Each biome -- such as Coniferous Forests -- offers a unique opportunity for evolution to mould animals to their environment.
One of nature's most common mysteries is hibernation. This adaptation occurs in coniferous forests and surrounding regions. Many types of animals hibernate; however, the kind most people are familiar with is bear hibernation. Hibernation is an adaptation born out of low food supply. This evolutionary trait allows these animals to go into a deep slumber, resting their body, lowering their body temperature, and subsequently their metabolic rate. This lets them "sit out" much of the winter until food becomes readily available again.
Shortages of food are inevitable in the cold regions making up the coniferous forests.
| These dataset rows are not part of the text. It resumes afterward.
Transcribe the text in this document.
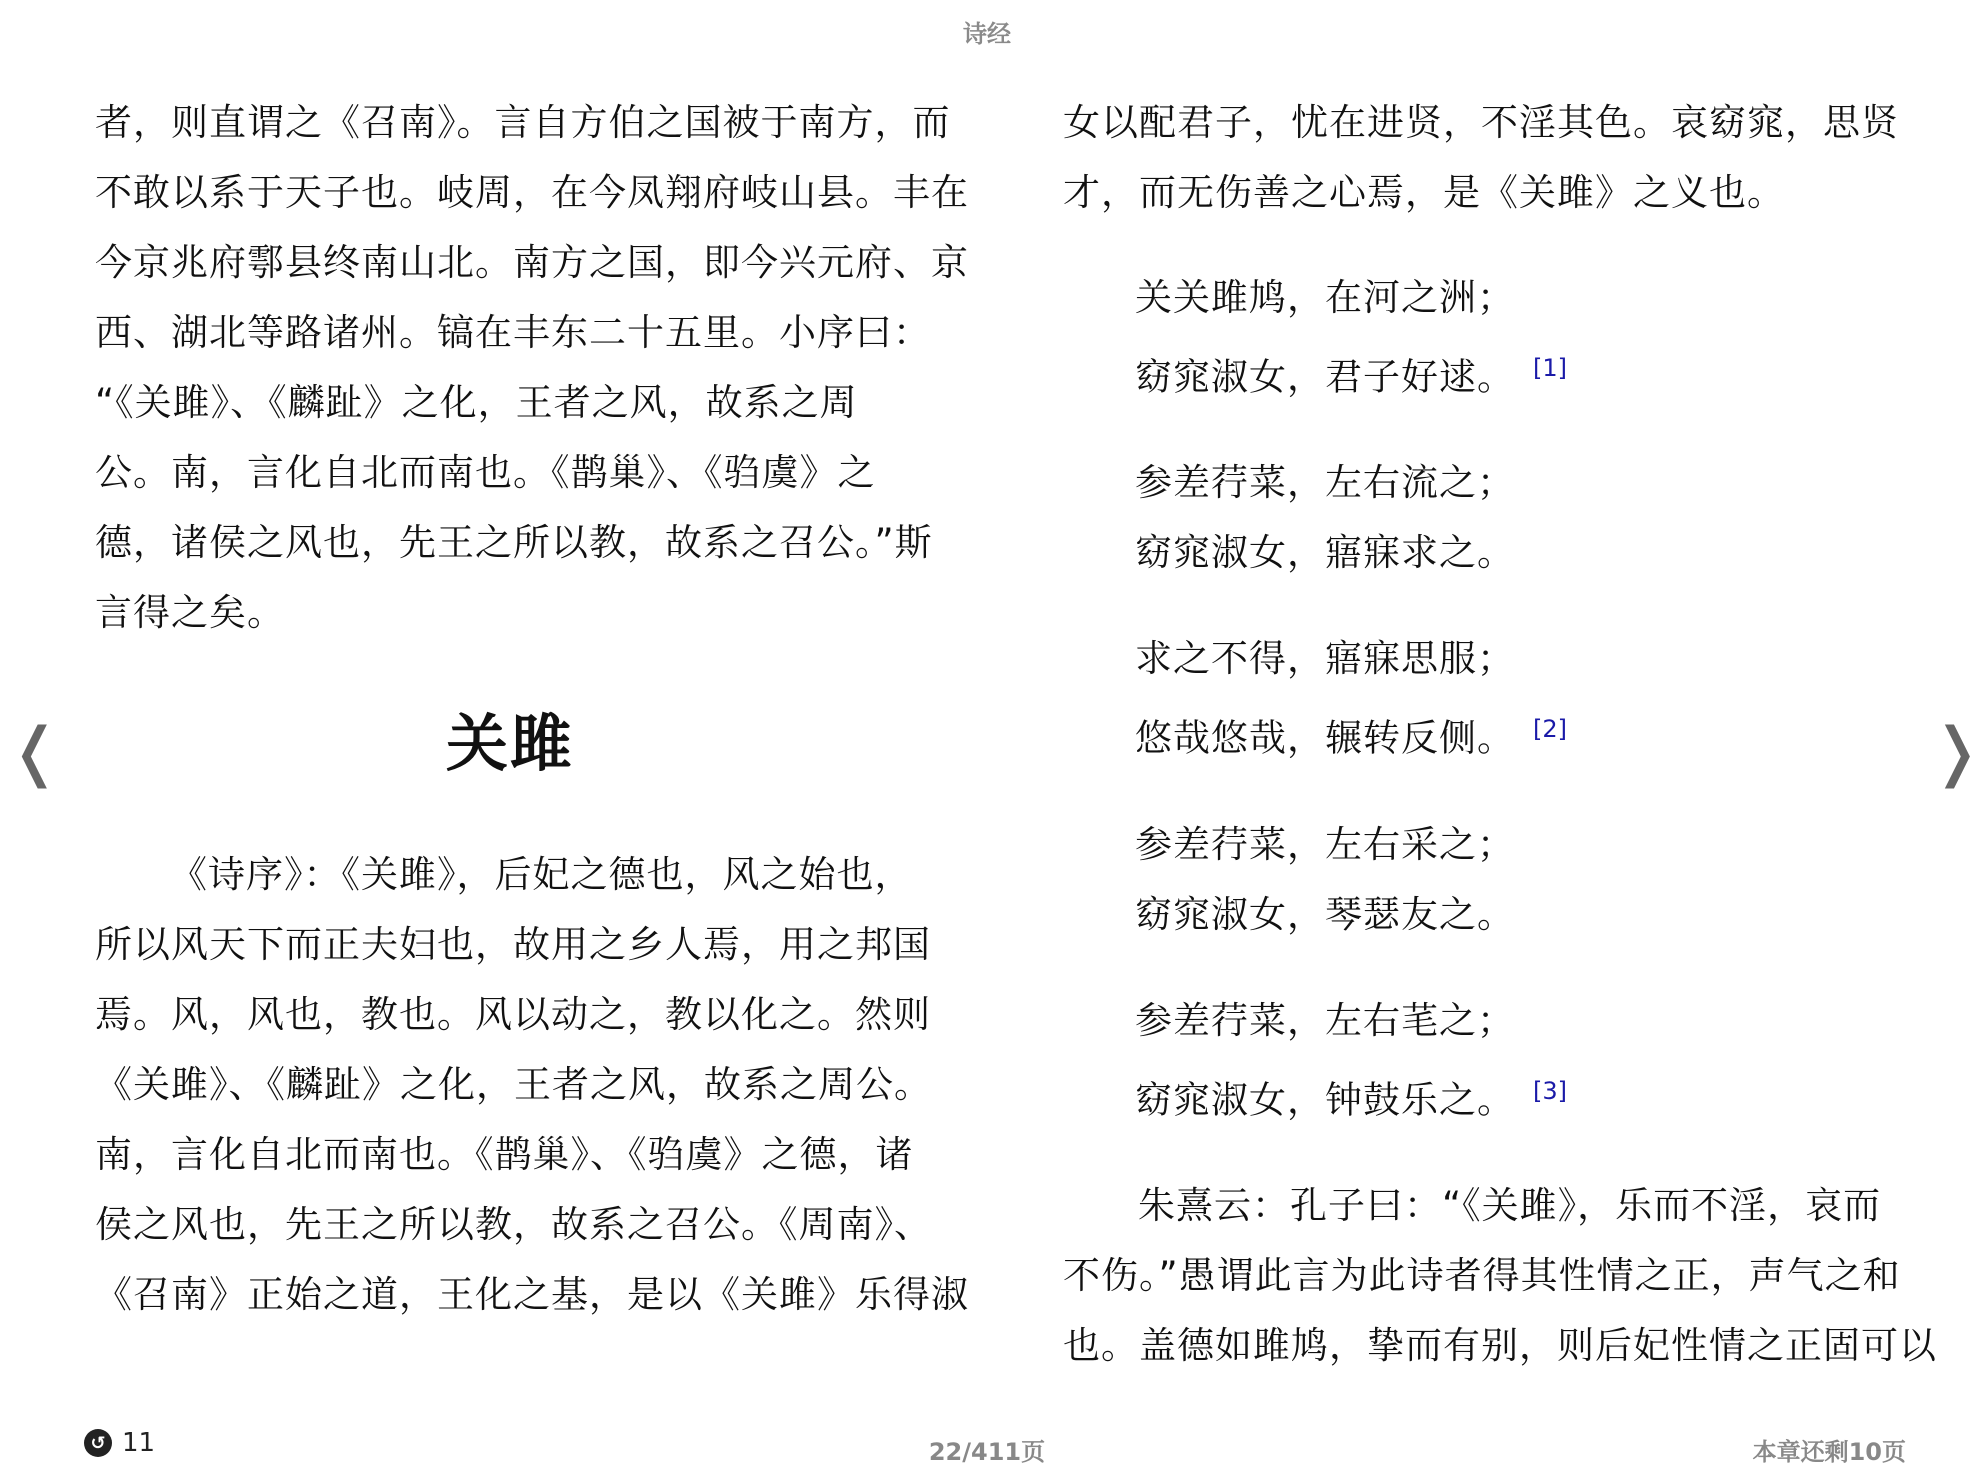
诗经
❬	❭

者，则直谓之《召南》。言自方伯之国被于南方，而

不敢以系于天子也。岐周，在今凤翔府岐山县。丰在

今京兆府鄠县终南山北。南方之国，即今兴元府、京

西、湖北等路诸州。镐在丰东二十五里。小序曰：

“《关雎》、《麟趾》之化，王者之风，故系之周

公。南，言化自北而南也。《鹊巢》、《驺虞》之

德，诸侯之风也，先王之所以教，故系之召公。”斯

言得之矣。

关雎

《诗序》：《关雎》，后妃之德也，风之始也，

所以风天下而正夫妇也，故用之乡人焉，用之邦国

焉。风，风也，教也。风以动之，教以化之。然则

《关雎》、《麟趾》之化，王者之风，故系之周公。

南，言化自北而南也。《鹊巢》、《驺虞》之德，诸

侯之风也，先王之所以教，故系之召公。《周南》、

《召南》正始之道，王化之基，是以《关雎》乐得淑

女以配君子，忧在进贤，不淫其色。哀窈窕，思贤

才，而无伤善之心焉，是《关雎》之义也。

关关雎鸠，在河之洲；
窈窕淑女，君子好逑。 [1]
参差荇菜，左右流之；
窈窕淑女，寤寐求之。
求之不得，寤寐思服；
悠哉悠哉，辗转反侧。 [2]
参差荇菜，左右采之；
窈窕淑女，琴瑟友之。
参差荇菜，左右芼之；
窈窕淑女，钟鼓乐之。 [3]

朱熹云：孔子曰：“《关雎》，乐而不淫，哀而

不伤。”愚谓此言为此诗者得其性情之正，声气之和

也。盖德如雎鸠，挚而有别，则后妃性情之正固可以

↺ 11	22/411页	本章还剩10页
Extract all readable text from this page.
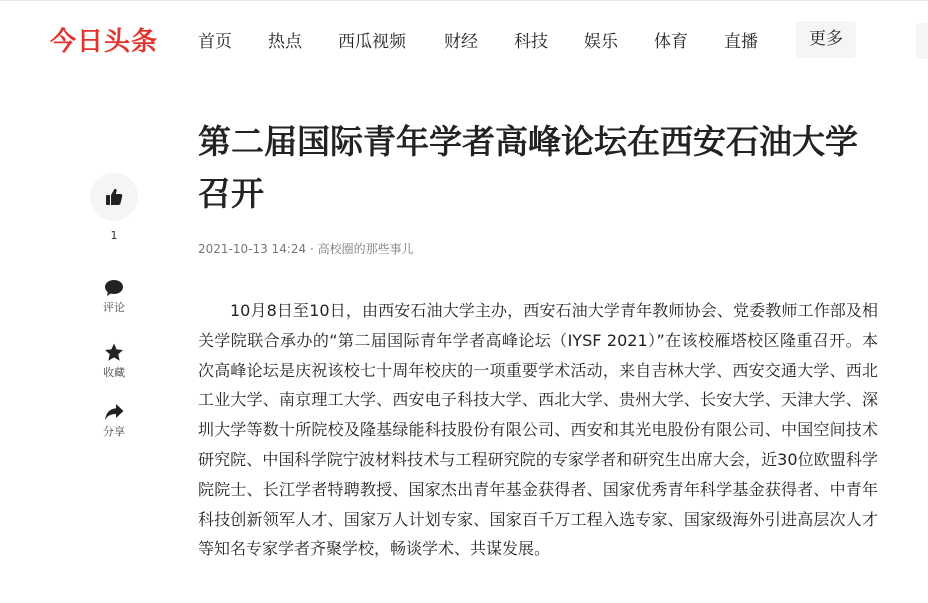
今日头条 首页 热点 西瓜视频 财经 科技 娱乐 体育 直播	更多
1
评论
收藏
分享
第二届国际青年学者高峰论坛在西安石油大学召开
2021-10-13 14:24 · 高校圈的那些事儿

10月8日至10日，由西安石油大学主办，西安石油大学青年教师协会、党委教师工作部及相关学院联合承办的“第二届国际青年学者高峰论坛（IYSF 2021）”在该校雁塔校区隆重召开。本次高峰论坛是庆祝该校七十周年校庆的一项重要学术活动，来自吉林大学、西安交通大学、西北工业大学、南京理工大学、西安电子科技大学、西北大学、贵州大学、长安大学、天津大学、深圳大学等数十所院校及隆基绿能科技股份有限公司、西安和其光电股份有限公司、中国空间技术研究院、中国科学院宁波材料技术与工程研究院的专家学者和研究生出席大会，近30位欧盟科学院院士、长江学者特聘教授、国家杰出青年基金获得者、国家优秀青年科学基金获得者、中青年科技创新领军人才、国家万人计划专家、国家百千万工程入选专家、国家级海外引进高层次人才等知名专家学者齐聚学校，畅谈学术、共谋发展。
If animals don't hibernate, then they implement other options. Migration is a technique that some mammals and most birds utilise. Birds have the benefit of being able to get from one place to another without interference of land objects. Although not completely understood, scientists believe bird migration is accurate due to some species' ability to use the Earth's magnetic fields as an internal compass.
Smaller animals that need less food often make it through harsh winter months by storing food. Small mammals, such as squirrels, collect nuts prior to the arrival of winter months. The act is an inherent behaviour hard-wired into the brains of these animals, making it an adaptive trait of evolution.
Moose are common among the coniferous forests of North America. The most notable characteristic of a moose is its enormous antlers. As in other deer relatives, the antlers serve several purposes. They play a significant role in mating, serving to attract mates and fight other males for the attention of a female or to establish territory; they also serve as protection.
Snakes and amphibians such as frogs often display bright colours as warning signs to potential predators. Some nonvenomous snakes, such as the Eastern Milk Snake, mimic these patterns, displaying bright colours and striped patterns.